The Insurance Institute for Highway Safety (IIHS) spends about $4 million each year to purchase upwards of 85 brand-new vehicles — with the sole mission of destroying each one.
Despite the mechanical carnage nobody is complaining, because the private agency rates each vehicle’s crash performance and then publishes the information for the public on its website. All told, the IIHS keeps very scientific crash records on about 190 vehicles, which includes models that have carryover body styles from previous years.
In December the IIHS released its most recent list of Top Safety Picks – the highest performing vehicles in its testing. This was great news for consumers who purchase cars that have been tested, but what about those vehicles that never seem to make the IIHS’s list? Why doesn’t the agency crash all cars?
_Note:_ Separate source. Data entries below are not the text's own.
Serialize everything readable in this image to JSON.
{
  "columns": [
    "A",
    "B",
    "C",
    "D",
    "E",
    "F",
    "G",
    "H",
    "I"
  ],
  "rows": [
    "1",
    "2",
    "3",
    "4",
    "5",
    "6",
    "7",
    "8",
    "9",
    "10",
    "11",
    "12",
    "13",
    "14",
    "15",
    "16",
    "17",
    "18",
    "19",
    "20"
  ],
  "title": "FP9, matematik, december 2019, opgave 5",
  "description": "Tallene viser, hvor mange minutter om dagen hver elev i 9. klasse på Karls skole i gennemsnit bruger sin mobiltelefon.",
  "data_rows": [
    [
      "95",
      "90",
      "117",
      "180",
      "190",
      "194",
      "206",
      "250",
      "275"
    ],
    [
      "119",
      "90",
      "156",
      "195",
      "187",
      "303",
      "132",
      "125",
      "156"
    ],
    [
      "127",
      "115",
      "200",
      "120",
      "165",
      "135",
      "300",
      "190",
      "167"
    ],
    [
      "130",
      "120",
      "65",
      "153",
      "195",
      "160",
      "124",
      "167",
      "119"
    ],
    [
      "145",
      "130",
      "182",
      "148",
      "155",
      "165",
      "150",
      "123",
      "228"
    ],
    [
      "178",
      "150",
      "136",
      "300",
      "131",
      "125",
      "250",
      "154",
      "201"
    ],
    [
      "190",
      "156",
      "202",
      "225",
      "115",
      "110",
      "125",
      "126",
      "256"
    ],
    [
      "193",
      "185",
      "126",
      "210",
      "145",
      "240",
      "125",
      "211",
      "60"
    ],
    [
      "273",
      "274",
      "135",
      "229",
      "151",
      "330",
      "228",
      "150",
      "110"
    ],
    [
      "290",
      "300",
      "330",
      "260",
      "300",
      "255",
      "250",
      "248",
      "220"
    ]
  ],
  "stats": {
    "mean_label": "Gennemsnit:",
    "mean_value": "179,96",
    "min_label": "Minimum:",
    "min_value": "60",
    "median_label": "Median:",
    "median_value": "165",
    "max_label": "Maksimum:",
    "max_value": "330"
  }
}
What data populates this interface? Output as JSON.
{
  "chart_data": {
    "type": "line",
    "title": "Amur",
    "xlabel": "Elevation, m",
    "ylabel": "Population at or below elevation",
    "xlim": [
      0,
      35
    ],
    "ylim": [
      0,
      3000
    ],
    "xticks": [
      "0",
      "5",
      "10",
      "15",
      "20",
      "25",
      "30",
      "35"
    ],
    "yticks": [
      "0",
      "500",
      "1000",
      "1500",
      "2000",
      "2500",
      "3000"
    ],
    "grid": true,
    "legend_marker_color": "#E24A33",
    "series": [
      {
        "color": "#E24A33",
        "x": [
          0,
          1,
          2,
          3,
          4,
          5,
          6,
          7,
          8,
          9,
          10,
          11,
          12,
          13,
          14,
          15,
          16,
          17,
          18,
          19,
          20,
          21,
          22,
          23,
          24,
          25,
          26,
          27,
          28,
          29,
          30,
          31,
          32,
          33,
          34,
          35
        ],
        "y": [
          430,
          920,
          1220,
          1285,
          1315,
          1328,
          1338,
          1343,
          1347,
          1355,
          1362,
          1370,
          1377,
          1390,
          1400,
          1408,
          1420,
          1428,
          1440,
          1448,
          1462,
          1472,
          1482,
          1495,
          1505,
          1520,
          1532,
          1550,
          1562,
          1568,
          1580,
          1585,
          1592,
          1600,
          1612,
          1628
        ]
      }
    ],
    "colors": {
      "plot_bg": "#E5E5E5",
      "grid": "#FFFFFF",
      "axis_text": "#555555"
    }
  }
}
The IIHS told AutoWeb that it places its priority on popular sellers. “We try to choose vehicle groups that are the heart of the new vehicle market in the U.S.; the kinds of vehicles that most people buy,” said IIHS senior vice president of communications Russ Rader. The Institute does not, however, test full-size SUVs, sports cars, or high-end luxury cars. The sports cars and luxury cars are niche vehicles that cost too much and represent a very small percentage of the market.
The full-size SUVs are another story. Even though they aren’t tested, the IIHS views them as safe. “The size and weight of a vehicle is a significant factor in how well you are protected in a crash. Full-size SUVs already start with a high level of safety,” said Rader.
While the sheer size of full-size SUVs makes them safer than many smaller vehicles, rollover crashes are still a concern. Rader notes, however, that rollover crashes have become less of an issue since electronic stability control was mandated in all vehicles starting in 2012. (For rollover ratings, consumers can look to the National Highway Traffic Safety Administration crash ratings at safercar.gov.)
Despite these baseline policies, the IIHS does test some high-end cars and full-size SUVs, based on the request of automakers, but the agency doesn’t pay for these tests — the automakers foot the bill. (Two recent examples include the Maserati Ghibli, a luxury sedan, and the Audi Q7, a full-size SUV.)
Remember, the exclusion of your vehicle from the IIHS Top Safety Pick list does not mean it is unsafe – it only means that the agency has not tested it.